Now five months later, health officials say the case tally has risen to seven, with 29 additional suspected cases.
According to a Las Vegas Review-Journal report this week, The Rio hotel disinfected the Ipanema Court and Masquerade Village towers in June. Since then, the staff has been cleaning and testing the premises to make sure the disease is wiped out.
“In a situation like this, part of the process of these investigations on an environmental aspect is continued testing and monitoring,” said Robert Cole, the health district’s senior environmental health specialist.
Often the process, which includes precautionary disinfection of water systems, will continue for up to a year, Cole said.
The report also states that a recent health department report said there were 56 suspected cases of influenza-like Pontiac fever, a milder illness caused by the same bacteria, at the hotel, for a total of 92 confirmed or suspected cases related to the outbreak.
Legionnaires’ disease gained national notoriety in 1976 when the Centers for Disease Control and Prevention (CDC) discovered it during an epidemic of pneumonia among American legion members at a convention in Philadelphia.
The main causative organism is the bacteria, Legionella pneumophila. The legionella bacteria are found throughout nature, because of this most people become exposed to it but few develop symptoms.
The primary place in nature it’s found is water sources particularly at warmer temperatures; lakes, rivers and moist soil.
It is also found in man-made facilities (frequently the source of outbreaks) such as air-conditioning ducts and cooling towers, humidifiers, whirlpools and hospital equipment.
People get exposed through inhaling infectious aerosols from these water sources. There is no transmission from person to person.
The infection can appear in two clinical forms: Legionnaires’ disease and Pontiac fever.
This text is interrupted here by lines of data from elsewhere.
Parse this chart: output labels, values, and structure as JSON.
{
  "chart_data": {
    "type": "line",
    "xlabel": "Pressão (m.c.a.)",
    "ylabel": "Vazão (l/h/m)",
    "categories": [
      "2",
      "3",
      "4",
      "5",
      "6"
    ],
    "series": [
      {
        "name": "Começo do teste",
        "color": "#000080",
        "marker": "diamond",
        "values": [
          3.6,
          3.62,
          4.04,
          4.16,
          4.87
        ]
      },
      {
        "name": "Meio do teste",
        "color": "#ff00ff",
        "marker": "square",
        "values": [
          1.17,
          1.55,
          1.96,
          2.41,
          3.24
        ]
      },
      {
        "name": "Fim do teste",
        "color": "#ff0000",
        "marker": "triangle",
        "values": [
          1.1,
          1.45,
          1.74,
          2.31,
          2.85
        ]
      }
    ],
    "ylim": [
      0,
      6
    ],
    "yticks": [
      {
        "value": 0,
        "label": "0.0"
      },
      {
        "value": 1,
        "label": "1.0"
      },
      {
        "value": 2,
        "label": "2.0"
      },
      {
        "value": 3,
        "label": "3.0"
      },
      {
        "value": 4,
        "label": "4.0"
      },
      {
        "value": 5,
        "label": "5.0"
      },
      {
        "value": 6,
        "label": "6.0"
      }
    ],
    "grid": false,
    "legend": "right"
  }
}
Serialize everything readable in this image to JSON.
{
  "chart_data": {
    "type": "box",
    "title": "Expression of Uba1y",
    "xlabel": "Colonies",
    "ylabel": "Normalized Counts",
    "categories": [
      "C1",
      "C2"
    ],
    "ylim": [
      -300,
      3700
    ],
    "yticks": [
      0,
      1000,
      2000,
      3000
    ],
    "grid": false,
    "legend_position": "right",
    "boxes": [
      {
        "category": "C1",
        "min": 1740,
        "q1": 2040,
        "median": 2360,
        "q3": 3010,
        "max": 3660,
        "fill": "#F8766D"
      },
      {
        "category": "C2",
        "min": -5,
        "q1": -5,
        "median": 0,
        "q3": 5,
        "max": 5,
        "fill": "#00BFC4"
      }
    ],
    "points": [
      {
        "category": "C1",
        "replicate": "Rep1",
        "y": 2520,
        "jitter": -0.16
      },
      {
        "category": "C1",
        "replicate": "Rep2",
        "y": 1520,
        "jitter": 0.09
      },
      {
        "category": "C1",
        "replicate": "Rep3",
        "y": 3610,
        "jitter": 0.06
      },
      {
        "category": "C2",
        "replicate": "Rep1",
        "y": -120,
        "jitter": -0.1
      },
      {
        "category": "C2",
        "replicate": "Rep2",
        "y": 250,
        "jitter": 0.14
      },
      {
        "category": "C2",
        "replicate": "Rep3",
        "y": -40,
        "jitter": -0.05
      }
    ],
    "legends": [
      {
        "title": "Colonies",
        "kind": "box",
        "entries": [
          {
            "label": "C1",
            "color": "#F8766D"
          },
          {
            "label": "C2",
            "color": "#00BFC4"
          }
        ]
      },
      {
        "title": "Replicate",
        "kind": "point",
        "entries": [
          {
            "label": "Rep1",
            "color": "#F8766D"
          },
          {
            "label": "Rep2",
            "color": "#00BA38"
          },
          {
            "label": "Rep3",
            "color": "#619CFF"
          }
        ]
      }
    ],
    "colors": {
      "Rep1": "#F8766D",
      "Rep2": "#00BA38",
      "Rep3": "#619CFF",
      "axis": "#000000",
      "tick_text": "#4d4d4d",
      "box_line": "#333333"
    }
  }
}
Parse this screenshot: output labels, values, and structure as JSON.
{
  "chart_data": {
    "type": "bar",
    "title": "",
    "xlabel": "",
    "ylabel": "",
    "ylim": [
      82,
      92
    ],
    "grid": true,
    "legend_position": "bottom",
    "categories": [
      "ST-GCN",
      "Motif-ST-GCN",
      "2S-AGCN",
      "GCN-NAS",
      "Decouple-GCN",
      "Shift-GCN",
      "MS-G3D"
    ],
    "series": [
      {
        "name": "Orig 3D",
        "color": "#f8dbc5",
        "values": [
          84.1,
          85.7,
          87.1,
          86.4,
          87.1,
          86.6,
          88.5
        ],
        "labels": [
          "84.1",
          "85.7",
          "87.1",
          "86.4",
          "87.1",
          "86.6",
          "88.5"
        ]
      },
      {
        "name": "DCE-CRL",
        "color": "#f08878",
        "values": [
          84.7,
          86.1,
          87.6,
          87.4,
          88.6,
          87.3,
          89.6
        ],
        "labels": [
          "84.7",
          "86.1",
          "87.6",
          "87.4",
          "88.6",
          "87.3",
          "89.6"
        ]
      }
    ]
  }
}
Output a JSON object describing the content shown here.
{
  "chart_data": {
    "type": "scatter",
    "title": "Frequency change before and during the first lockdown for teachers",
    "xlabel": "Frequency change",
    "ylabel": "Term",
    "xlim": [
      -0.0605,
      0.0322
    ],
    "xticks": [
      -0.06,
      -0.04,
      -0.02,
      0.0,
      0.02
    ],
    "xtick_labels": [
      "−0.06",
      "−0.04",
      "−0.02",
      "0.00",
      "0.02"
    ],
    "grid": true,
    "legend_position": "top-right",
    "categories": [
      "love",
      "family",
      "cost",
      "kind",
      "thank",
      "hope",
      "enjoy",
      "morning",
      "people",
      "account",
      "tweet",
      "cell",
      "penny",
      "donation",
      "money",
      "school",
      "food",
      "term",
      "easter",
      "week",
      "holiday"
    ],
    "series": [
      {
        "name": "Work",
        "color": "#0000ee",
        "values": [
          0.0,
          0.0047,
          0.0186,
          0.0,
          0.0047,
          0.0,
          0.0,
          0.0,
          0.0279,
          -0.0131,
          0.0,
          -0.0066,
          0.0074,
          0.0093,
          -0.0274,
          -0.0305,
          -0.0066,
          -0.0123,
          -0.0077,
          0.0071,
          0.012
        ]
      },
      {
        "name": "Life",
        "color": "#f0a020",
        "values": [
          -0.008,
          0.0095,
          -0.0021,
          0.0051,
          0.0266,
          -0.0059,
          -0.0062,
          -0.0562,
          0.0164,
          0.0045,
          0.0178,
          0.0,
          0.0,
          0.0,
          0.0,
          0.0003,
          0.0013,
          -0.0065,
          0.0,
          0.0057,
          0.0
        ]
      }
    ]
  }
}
Both conditions are typified by headache, fever, body aches and occasionally abdominal pain and diarrhea. Legionnaires’ disease is the cause of pneumonia where a non productive cough is typical.
Pontiac fever is a self limiting flu-like illness that does not progress to pneumonia or death. Diagnosis is usually made by typical symptoms in a outbreak setting.
Certain health conditions make you more susceptible to infection to include increasing age, smoking, chronic lung disease, malignancy and diabetes mellitus.
Legionnaires’ disease is treatable with antibiotics.
To following things can be done as preventive measures: cooling towers should be drained when not in use and cleaned to remove scale and sediment and biocides can be used to limit bacterial growth. Tap water should not be used in respiratory therapy devices.